Fitness is Play
erwan le corre health movnat play
Enjoyment has never been a very good justification to do something in our productivity-minded society, but we realized that movement was essential to health on some level, so we took Play and turned it into Exercise and Athletics.
Want Fitness? Go and Play
Kids scrambling over playgrounds may not look like they are ripped or in great shape. Most kids are gangly and a bit awkward.
But fix in your mind the image of a group of kids playing on a jungle gym. Now fast forward 15 or 20 years. You've got big, heavy adults swinging, climbing, jumping and crawling. If they are still moving with the same speed, precision, and agility, you have to admit they are in pretty good shape. After all, swinging across monkey bars, while child's play for most kids, stops a lot of adults cold in their tracks.
The reason for this is simple: most humans don't keep up with their growing bodies. Kids are small, so mastering themselves is not too hard. For a kid to swing and pull him or herself into a tree requires only enough coordination and strength to move a small, light body. For an adult, weighing three to four times as much, doing that is much more difficult. Kids are in tune with their bodies. Adults rarely are.
This isn't simply the result of growing up. Adults who are in tune with their bodies outperform kids easily. The problem is that, as we grow up, we discard the notion that we need to keep in tune. Society lets us get by without.
If you can move like a kid, at your current size, you'll be incredibly strong, fast, powerful, and agile. Shockingly so, actually.
So if you want to be in great shape, you need to play like a kid.
For an adult to do many of the things kids do at the same level of performance, that adult would be in great shape.
Kids don't train to play. They just play. Kids doing what kids do naturally, in their natural environments, are healthy.
So, in the spirit of Erwan Le Corre, I ask, "what is the best fitness regimen for a child, or any human for that matter?"
Just Getting By
A tiger doesn't 'workout'. A tiger simply moves through its environment the best way it knows how. A tiger has adapted over thousands of years to its specific environment, and its instinctual movements reflect that adaptation; its body is designed to prowl, pounce, and climb. A tiger that can't do those things finds itself at war with its body and its mind. Have you ever seen a tiger pacing in a zoo?
Without breaking down its movements, a tiger is in shape by simply thriving, and it thrives based on how well it moves.

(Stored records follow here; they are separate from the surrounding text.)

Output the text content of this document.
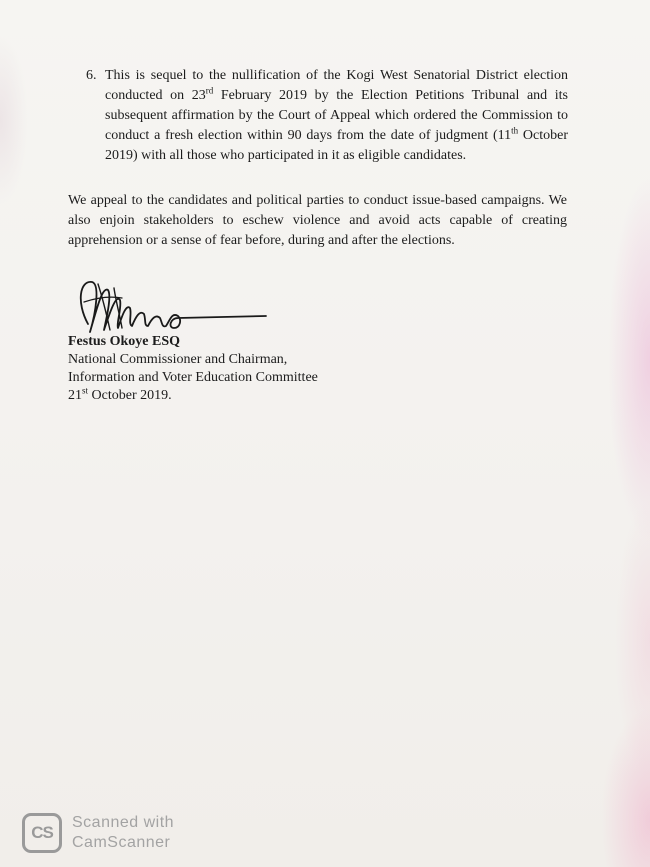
6. This is sequel to the nullification of the Kogi West Senatorial District election conducted on 23rd February 2019 by the Election Petitions Tribunal and its subsequent affirmation by the Court of Appeal which ordered the Commission to conduct a fresh election within 90 days from the date of judgment (11th October 2019) with all those who participated in it as eligible candidates.

We appeal to the candidates and political parties to conduct issue-based campaigns. We also enjoin stakeholders to eschew violence and avoid acts capable of creating apprehension or a sense of fear before, during and after the elections.

Festus Okoye ESQ
National Commissioner and Chairman,
Information and Voter Education Committee
21st October 2019.
CS
Scanned with
CamScanner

Tigers are wild animals that live in wild places, but what about humans? Most of us don't live in our natural environments anymore. We live in constructed and constrained city-scapes or suburbias that have been stripped of their more challenging obstacles. Movement through these environments now requires a minimum of ability.
- Thanks to cars, we don't have to walk as far
- Stairs get us from low to high without climbing
- Escalators and elevators eliminate what little is needed to climb stairs
- Flat, paved walkways and floors eliminate the need for balance and stability
Suffice it to say that the requirements of moving around in our modern society are so minimal that they cannot possibly promote much in the way of health. And how can they be enjoyable when they are so far from the creative, wild way in which children play?
Our modern environments are sort of like zoos actually. A tiger in a zoo can't hold a candle to its wild cousin. It also gets really bored. Even the richest zoo enclosures can't fully mimic the tiger's natural environment.
Similarly, our cities and suburbs are totally devoid of opportunities to move in ways that truly appeal to our capabilities. People get bored, and end up doing repetitive motions because they've lost touch with themselves (treadmills, anyone?).
So what can we do about it?
Run for the hills. Break the rules. Climb the walls. Jump off of things. Test your limits. Swing from the ceiling. Roll around in the dirt.
Health is fun. It must be, because if it weren't fun, it would be tedious or boring, and why would our body-minds punish us for doing something good? If it's not fun, something is wrong.
Interestingly, the greatest opportunities for natural, creative movement in urban environments are moving against the recommended pathways. Vaulting rails, climbing buildings, and generally treating cityscapes like playgrounds offer us ways to move more freely.
I came up with this article on my own, but when looking for quotes I found out that Le Corre had written one almost exactly like it already. Since I read a lot of MovNat philosophy, I'll give credit to Le Corre.